L’histoire de Libertalia va soulever bien des passions : de nombreux textes, documentaires ou romancés, évoquent cette aventure et chacun y met un peu ce qu’il a envie d’y mettre, en arrangeant la « sauce à sa façon ». Le récit le plus complet figure dans le roman de Daniel Vauxelaire, « les mutins de la liberté », disponible en livre de poche. Ce qu’il faut savoir cependant c’est que tous ces écrits ont pour base unique l’histoire de la piraterie de Jonhson et c’est là que le bât blesse. Le doute va subsister pendant longtemps sur l’identité de l’auteur de cette « histoire générale des plus fabuleux pirates » et sur les motivations qui l’ont poussé à accorder tant d’importance à l’histoire de Libertalia dans son récit. La solution définitive de l’énigme ne sera finalement trouvée qu’en 1972 grâce à divers recoupements. Le Capitaine Johnston n’est autre que l’illustre Daniel Defoë, auteur de « Robinson Crusoë ». Au début du XVIIIème siècle, les grandes envolées utopiques sont en vogue et de nombreux écrivains cherchent à créer leur monde imaginaire. Toutes ces publications romancées servent de creuset au débat d’idées qui va se prolonger tout au long du siècle et qui débouchera sur les changements de régime politique en certains points du globe. Il semble qu’une pointe de jalousie à l’égard du succès de la célèbre Utopia de Thomas More, ait poussé Defoë à se lancer lui aussi sur la piste de la description d’une société idéale : un ouvrage dans lequel il puisse exprimer sa propre vision du monde à bâtir. Encore faut-il donner un soupçon d’authenticité à ce récit et le prétexte d’une histoire documentée de la piraterie est une fort bonne idée. Cette démarche lui permet d’insérer, dans un ouvrage à caractère historique, un chapitre dans lequel il peut développer sa propre vision des choses.

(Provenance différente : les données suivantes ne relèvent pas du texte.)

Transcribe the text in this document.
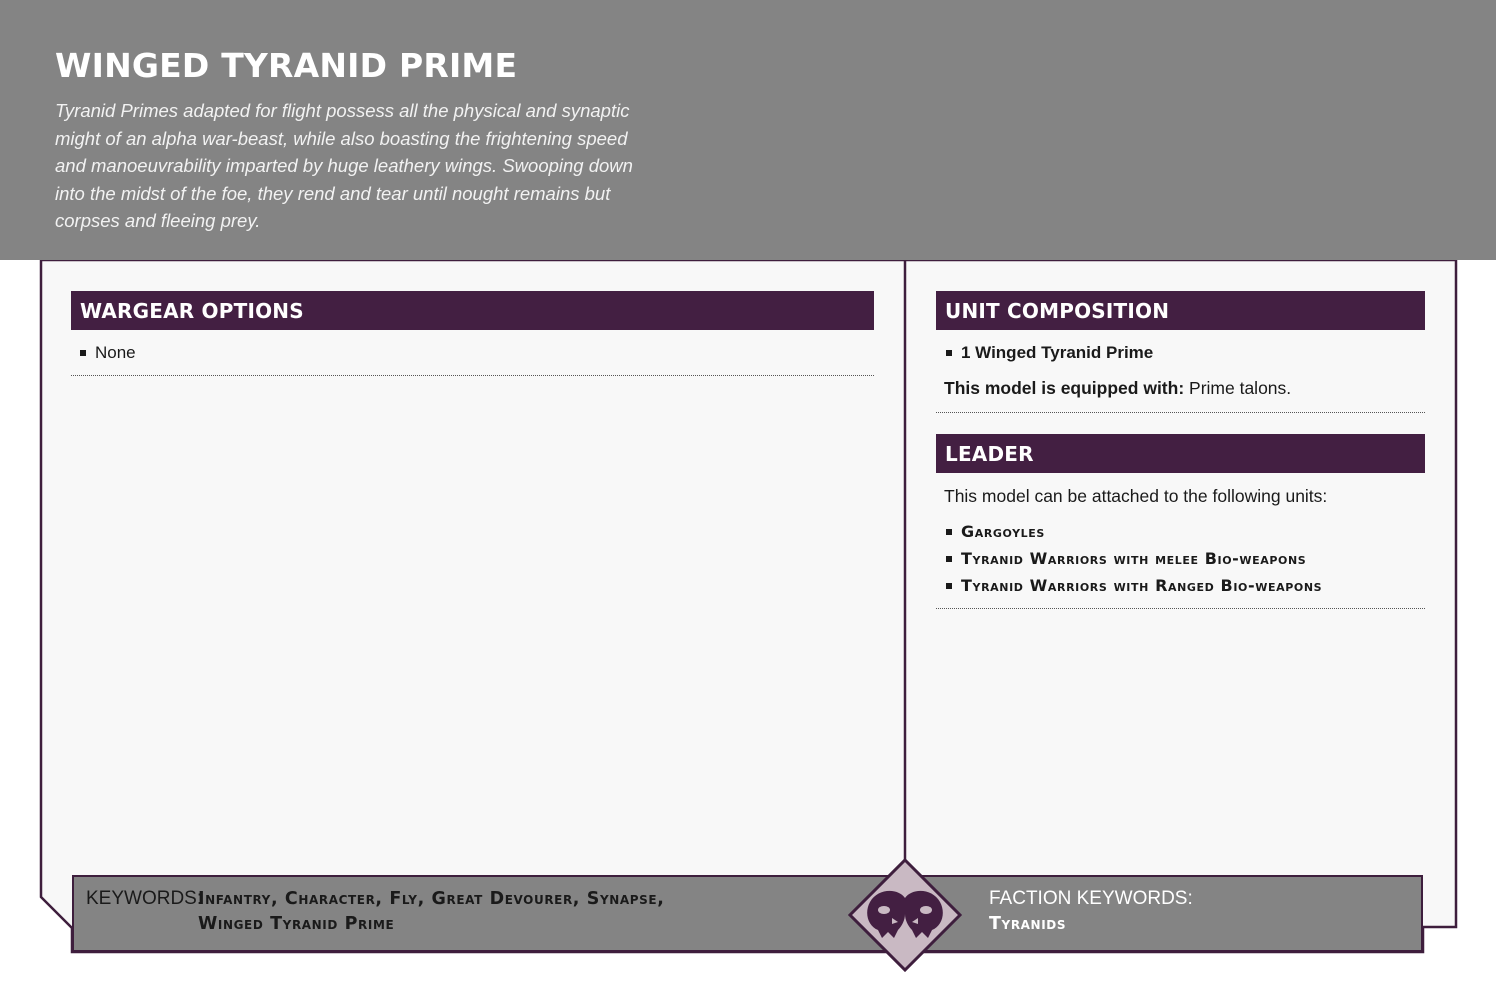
WINGED TYRANID PRIME

Tyranid Primes adapted for flight possess all the physical and synaptic might of an alpha war-beast, while also boasting the frightening speed and manoeuvrability imparted by huge leathery wings. Swooping down into the midst of the foe, they rend and tear until nought remains but corpses and fleeing prey.

WARGEAR OPTIONS
None
UNIT COMPOSITION
1 Winged Tyranid Prime
This model is equipped with: Prime talons.
LEADER
This model can be attached to the following units:
Gargoyles
Tyranid Warriors with melee Bio-weapons
Tyranid Warriors with Ranged Bio-weapons
KEYWORDS:
Infantry, Character, Fly, Great Devourer, Synapse,
Winged Tyranid Prime
FACTION KEYWORDS:
Tyranids
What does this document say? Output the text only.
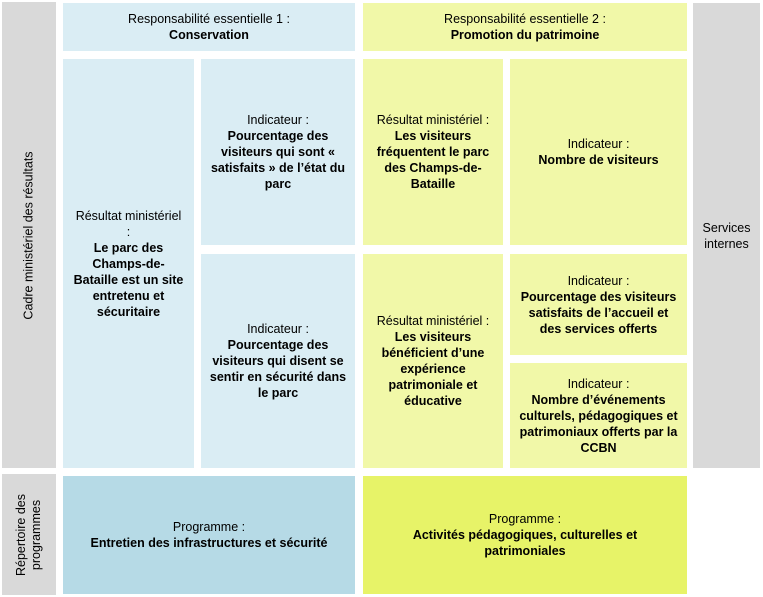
Cadre ministériel des résultats
Répertoire des programmes
Responsabilité essentielle 1 :
Conservation
Responsabilité essentielle 2 :
Promotion du patrimoine
Services
internes
Résultat ministériel :
Le parc des Champs-de-Bataille est un site entretenu et sécuritaire
Indicateur :
Pourcentage des visiteurs qui sont « satisfaits » de l’état du parc
Indicateur :
Pourcentage des visiteurs qui disent se sentir en sécurité dans le parc
Résultat ministériel :
Les visiteurs fréquentent le parc des Champs-de-Bataille
Résultat ministériel :
Les visiteurs bénéficient d’une expérience patrimoniale et éducative
Indicateur :
Nombre de visiteurs
Indicateur :
Pourcentage des visiteurs satisfaits de l’accueil et des services offerts
Indicateur :
Nombre d’événements culturels, pédagogiques et patrimoniaux offerts par la CCBN
Programme :
Entretien des infrastructures et sécurité
Programme :
Activités pédagogiques, culturelles et patrimoniales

Faut-il estimer pour cela que « Libertalia » est une pure escroquerie intellectuelle ? Certes non et pour plusieurs raisons. Tout d’abord, il est fort probable que pour imaginer tout cela, Defoë s’est inspiré de récits de marins croisés au fil de ses pérégrinations dans les ports, ainsi que de faits divers bien réels qu’il a amplifiés ou purement et simplement revisités. Aucun élément actuellement connu ne permet d’affirmer qu’il n’y a que légende dans le récit de l’écrivain. Pour la même raison, il est impossible de déterminer la part du réel et celle de l’imaginaire. Ce livre constitue un témoignage supplémentaire permettant de se faire une idée sur la façon dont les intellectuels, à cette époque, percevaient l’idée de société idéale. Le récit de Johnston et les exégèses qui en ont été faites, permettent de juger de la pénétration des idées révolutionnaires dans la réflexion des philosophes, un siècle ou un demi-siècle avant qu’elle ne se traduise, dans les faits, par un ensemble de mouvements sociaux de grande ampleur. Deux autres facteurs méritent aussi d’être pris en compte : le fait que le projet social de Defoë est l’un des premiers à envisager une société dans laquelle se côtoieront des hommes de nationalités et surtout de couleurs de peau différentes (et cela est rare dans des écrits concernant avant tout « les blancs civilisés ») ; le fait aussi que le « roman » de Defoë a été un prétexte à de nombreuses réflexions, rêveries et autres lectures plaisantes. Bref tout cela reste à la fois fort mystérieux et fort plaisant ! Echaffauder des théories sur le papier permet parfois d’avancer dans les débats, même si l’épreuve des faits reste bien entendu la plus intéressante. La littérature contemporaine de Science-Fiction n’a pas manqué d’explorer cette piste. En disant cela, je pense tout particulièrement au remarquable ouvrage d’Ursula K. Le Guin, « Les Dépossédés » dont je vous parlerai sans doute lors d’une de ces longues soirées hivernales propices à la rêverie.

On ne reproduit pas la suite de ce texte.